Review by Jocelyne Gregory

Tundra Books (Penguin Random House), February 2021

84 pages, hardcover, $12.99, ISBN: 9780735266582

Ages 6–9 years, Grades 1–4

Picture Book/Middle Grade, Non-fiction, Graphic Novels, Science/Nature

How to Promenade with a Python (And Not Get Eaten), written by Rachel Poliquin and illustrated by Kathryn Durst, is an instructional guide to prepare the reader for an exciting evening walk with a 300-pound python named Frank. Thankfully, the reader has help from Celeste, a Madagascar hissing cockroach to prepare for this excursion.

Celeste is full of insight about the lives of pythons, such as the varying speeds they travel, how long it takes them to digest their meals, how their belly scales help them move, and which species of pythons are best to take on a stroll beneath the moonlight—without getting eaten.
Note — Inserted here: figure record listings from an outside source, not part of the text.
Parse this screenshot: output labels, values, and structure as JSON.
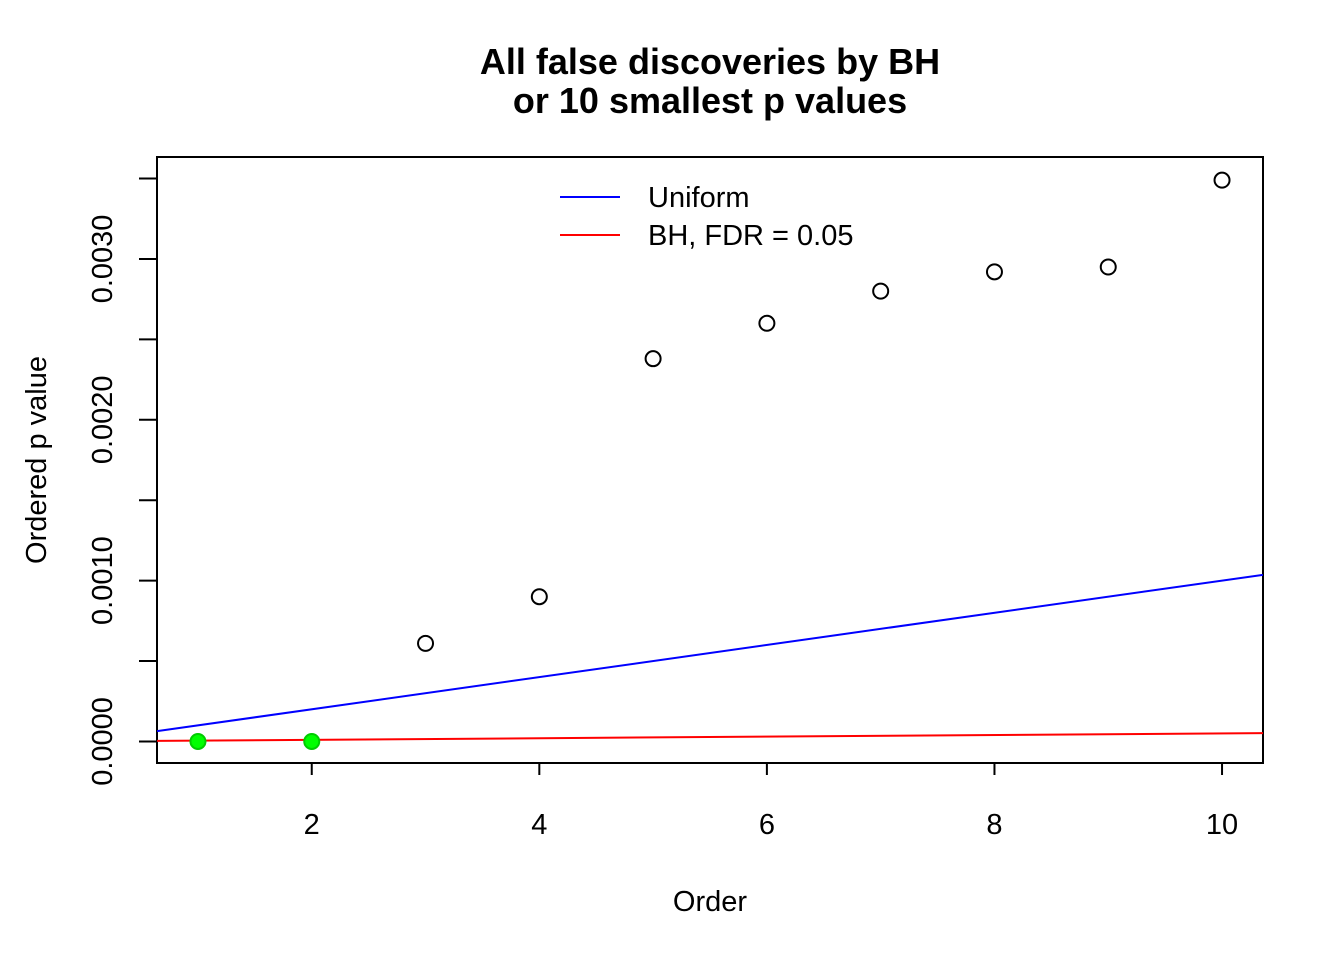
{
  "chart_data": {
    "type": "scatter",
    "title": [
      "All false discoveries by BH",
      "or 10 smallest p values"
    ],
    "xlabel": "Order",
    "ylabel": "Ordered p value",
    "xlim": [
      0.64,
      10.36
    ],
    "ylim": [
      -0.000134,
      0.003634
    ],
    "x_ticks": [
      2,
      4,
      6,
      8,
      10
    ],
    "x_tick_labels": [
      "2",
      "4",
      "6",
      "8",
      "10"
    ],
    "y_ticks": [
      0,
      0.0005,
      0.001,
      0.0015,
      0.002,
      0.0025,
      0.003,
      0.0035
    ],
    "y_tick_labels": [
      "0.0000",
      "",
      "0.0010",
      "",
      "0.0020",
      "",
      "0.0030",
      ""
    ],
    "grid": false,
    "legend_position": "top-center",
    "points": {
      "x": [
        1,
        2,
        3,
        4,
        5,
        6,
        7,
        8,
        9,
        10
      ],
      "y": [
        0.0,
        0.0,
        0.00061,
        0.0009,
        0.00238,
        0.0026,
        0.0028,
        0.00292,
        0.00295,
        0.00349
      ],
      "highlighted": [
        true,
        true,
        false,
        false,
        false,
        false,
        false,
        false,
        false,
        false
      ]
    },
    "lines": [
      {
        "name": "Uniform",
        "slope": 0.0001,
        "intercept": 0,
        "color": "#0000ff"
      },
      {
        "name": "BH, FDR = 0.05",
        "slope": 5e-06,
        "intercept": 0,
        "color": "#ff0000"
      }
    ],
    "colors": {
      "highlight_fill": "#00ff00",
      "highlight_stroke": "#00cc00",
      "point_stroke": "#000000"
    }
  }
}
There are pygmy pythons, Burmese pythons, and then there is Frank. As the reader discovers, Frank is a reticulated python that has 100 recurved teeth, can grow almost 26 feet long, weighs 330 pounds, and the colours of his scales are perfect camouflage in leafy environments. What could possibly go wrong? A lot, as it turns out. As Celeste tells us maybe a bit too late, pythons like Frank are sneaky, especially when it comes to finding potential meals.

The illustrations complement the words perfectly, with vibrant colours and humorous depictions of Celeste’s attempts to prepare the reader for their promenade with Frank the python. Each page is action-packed with python facts and survival tips for the readers’ education, and the art includes questionable protective fashion choices like knickerbockers, lampshades as hats, and literal frozen clothes—suggested by Celeste so that the reader can enjoy their eventual evening walk with Frank without fear of being devoured.

How to Promenade with a Python (and Not Get Eaten) is a humourous and educational introduction to the world of these fascinating creatures. This book would be best suited in a home, school, and library collection. It is a must-have for readers who enjoy learning about pythons, snakes, and nature, and readers who don’t like snakes in general but want to learn more about the nature of pythons.

Jocelyne Gregory is a UBC MFA creative writing graduate and a graduate of SFU’s the Writer’s Studio. She’s an author and editor and has provided manuscript consultations with the Sechelt Public Library and the Writer’s Studio. A lifelong gamer and fan of comics, she lives on the Sunshine Coast of British Columbia, Canada.